Set up proportion: $\frac{7}{5} = \frac{x}{120}$ Cross multiply: $7 \cdot 120 = 5 \cdot x$ $840 = 5x$ $x = \frac{840}{5}$ $x = 168$.

Problem X:

There are 1200 calories in one pound of ground beef. How many calories are in 3 ounces?

Convert 3 ounces to a fraction of a pound: $3 \text{ oz} = \frac{3}{16} \text{ lb}$.

Set up proportion: $\frac{1200}{1} = \frac{x}{\frac{3}{16}}$ Multiply: $x = 1200 \cdot \frac{3}{16}$ $x = 225$.

Would you like further explanations or clarifications?
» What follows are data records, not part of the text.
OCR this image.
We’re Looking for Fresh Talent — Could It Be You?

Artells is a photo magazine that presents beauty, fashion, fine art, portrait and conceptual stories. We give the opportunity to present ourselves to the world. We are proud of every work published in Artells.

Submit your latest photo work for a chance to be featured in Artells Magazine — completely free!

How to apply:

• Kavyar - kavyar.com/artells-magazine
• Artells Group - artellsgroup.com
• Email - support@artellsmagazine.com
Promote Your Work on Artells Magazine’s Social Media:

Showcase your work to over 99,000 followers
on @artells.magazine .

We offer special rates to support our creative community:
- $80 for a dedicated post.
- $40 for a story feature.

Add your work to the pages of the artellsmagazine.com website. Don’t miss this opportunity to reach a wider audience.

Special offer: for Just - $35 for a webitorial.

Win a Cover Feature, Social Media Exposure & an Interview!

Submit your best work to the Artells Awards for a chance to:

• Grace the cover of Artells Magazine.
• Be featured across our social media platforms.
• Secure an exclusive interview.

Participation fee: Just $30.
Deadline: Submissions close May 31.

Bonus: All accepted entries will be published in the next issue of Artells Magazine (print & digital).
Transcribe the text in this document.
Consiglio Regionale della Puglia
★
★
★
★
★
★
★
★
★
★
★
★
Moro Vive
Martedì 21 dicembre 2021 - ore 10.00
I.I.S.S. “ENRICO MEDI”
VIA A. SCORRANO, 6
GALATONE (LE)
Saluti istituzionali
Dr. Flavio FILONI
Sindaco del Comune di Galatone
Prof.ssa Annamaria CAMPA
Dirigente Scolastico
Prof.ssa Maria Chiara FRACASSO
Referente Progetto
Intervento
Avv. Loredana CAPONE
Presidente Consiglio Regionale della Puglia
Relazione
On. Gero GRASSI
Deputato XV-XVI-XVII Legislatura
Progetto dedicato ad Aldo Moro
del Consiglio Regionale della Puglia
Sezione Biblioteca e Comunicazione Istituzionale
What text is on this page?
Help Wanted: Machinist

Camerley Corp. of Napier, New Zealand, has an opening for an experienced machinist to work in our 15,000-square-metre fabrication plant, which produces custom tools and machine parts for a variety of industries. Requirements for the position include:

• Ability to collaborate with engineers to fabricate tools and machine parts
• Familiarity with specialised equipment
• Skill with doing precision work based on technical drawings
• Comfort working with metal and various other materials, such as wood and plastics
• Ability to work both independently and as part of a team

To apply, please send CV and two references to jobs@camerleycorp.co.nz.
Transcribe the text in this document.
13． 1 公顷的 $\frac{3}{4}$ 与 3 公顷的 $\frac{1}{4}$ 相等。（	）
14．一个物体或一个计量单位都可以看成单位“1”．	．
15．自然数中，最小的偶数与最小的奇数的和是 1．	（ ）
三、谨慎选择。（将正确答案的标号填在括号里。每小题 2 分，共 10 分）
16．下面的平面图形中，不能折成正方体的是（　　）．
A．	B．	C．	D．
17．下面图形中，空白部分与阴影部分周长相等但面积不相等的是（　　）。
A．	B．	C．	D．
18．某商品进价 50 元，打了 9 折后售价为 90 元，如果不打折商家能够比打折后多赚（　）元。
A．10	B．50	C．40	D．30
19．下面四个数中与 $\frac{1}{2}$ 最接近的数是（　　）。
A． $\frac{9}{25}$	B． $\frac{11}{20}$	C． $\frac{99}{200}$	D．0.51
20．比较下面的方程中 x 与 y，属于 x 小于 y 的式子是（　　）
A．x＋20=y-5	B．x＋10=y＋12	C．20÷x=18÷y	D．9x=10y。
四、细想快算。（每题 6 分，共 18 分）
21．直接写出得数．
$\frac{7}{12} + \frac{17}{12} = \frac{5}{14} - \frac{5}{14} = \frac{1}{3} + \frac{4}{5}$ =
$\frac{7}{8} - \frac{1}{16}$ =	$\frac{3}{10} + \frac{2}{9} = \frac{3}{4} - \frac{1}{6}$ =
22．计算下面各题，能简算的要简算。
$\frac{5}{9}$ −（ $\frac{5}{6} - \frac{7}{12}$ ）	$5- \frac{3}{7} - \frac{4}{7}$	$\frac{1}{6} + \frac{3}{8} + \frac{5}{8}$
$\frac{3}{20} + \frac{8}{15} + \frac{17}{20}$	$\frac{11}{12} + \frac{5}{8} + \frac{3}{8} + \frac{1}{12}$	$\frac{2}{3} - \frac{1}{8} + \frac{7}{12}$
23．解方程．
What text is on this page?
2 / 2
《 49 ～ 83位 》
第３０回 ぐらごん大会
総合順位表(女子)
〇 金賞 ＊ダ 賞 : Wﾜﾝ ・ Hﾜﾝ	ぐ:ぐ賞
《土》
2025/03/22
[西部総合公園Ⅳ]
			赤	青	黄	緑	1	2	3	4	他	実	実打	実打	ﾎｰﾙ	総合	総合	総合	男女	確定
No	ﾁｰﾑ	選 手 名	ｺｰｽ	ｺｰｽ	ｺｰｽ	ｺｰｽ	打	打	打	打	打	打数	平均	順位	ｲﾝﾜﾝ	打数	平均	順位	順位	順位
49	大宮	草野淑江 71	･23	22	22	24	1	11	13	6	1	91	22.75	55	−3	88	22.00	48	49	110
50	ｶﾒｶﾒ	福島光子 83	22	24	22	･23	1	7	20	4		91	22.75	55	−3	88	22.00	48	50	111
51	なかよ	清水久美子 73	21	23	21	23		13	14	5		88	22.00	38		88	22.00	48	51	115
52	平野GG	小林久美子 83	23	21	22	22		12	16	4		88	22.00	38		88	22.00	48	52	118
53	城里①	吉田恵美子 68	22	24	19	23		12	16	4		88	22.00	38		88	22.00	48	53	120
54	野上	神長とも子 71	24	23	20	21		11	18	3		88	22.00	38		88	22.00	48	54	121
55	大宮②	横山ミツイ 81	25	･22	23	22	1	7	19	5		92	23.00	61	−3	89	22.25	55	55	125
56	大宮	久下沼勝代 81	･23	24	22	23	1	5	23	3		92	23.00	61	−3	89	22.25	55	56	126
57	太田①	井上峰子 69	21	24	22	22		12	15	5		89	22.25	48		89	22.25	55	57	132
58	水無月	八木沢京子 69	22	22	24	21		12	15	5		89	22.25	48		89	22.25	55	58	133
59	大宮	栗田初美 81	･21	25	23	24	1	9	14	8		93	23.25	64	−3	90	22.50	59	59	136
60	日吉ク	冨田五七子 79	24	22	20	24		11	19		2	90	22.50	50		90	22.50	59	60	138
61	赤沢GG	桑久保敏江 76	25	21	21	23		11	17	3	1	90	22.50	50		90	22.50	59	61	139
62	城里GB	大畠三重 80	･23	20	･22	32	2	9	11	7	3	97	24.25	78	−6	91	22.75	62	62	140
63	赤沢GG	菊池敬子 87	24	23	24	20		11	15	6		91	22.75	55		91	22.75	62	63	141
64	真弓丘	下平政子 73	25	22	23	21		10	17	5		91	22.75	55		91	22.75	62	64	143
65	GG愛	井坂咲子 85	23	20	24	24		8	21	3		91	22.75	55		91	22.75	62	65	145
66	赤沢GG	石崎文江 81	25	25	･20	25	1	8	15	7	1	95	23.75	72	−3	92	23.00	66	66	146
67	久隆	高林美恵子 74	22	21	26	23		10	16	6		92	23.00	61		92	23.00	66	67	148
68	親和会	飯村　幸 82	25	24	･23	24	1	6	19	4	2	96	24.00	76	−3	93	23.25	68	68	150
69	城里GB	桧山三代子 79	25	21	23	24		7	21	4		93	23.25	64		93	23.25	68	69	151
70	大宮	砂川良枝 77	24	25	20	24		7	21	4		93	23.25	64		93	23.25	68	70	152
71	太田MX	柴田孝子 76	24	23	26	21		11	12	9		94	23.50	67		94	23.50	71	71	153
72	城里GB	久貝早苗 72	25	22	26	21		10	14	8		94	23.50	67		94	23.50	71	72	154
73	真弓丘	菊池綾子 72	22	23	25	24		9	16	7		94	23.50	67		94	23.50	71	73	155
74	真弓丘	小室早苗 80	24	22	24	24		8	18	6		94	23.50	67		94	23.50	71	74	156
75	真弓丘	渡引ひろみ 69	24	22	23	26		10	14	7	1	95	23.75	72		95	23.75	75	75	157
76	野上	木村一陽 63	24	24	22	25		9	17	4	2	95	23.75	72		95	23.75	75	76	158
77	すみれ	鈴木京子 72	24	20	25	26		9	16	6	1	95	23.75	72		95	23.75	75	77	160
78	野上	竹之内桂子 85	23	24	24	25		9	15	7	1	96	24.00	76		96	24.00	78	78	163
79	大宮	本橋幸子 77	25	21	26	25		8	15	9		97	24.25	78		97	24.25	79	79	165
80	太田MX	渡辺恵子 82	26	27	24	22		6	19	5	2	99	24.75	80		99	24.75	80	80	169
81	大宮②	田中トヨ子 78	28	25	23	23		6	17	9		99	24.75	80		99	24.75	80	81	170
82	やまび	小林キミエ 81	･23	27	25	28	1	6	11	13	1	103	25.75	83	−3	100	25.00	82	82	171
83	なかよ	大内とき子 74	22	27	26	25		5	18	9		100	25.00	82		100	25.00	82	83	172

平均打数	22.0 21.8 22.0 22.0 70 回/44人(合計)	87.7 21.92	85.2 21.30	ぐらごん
Here are some relative questions for exploration:

1. What are the key steps to solve proportion problems systematically?
2. How does cross-multiplication work and why is it valid in equations involving fractions?
3. How can you check the solutions of these problems for accuracy?
4. What are practical applications of proportions in real life?
5. What are some common pitfalls to avoid when solving equations like these?

Tip: Always simplify fractions at every step to make calculations easier and avoid errors!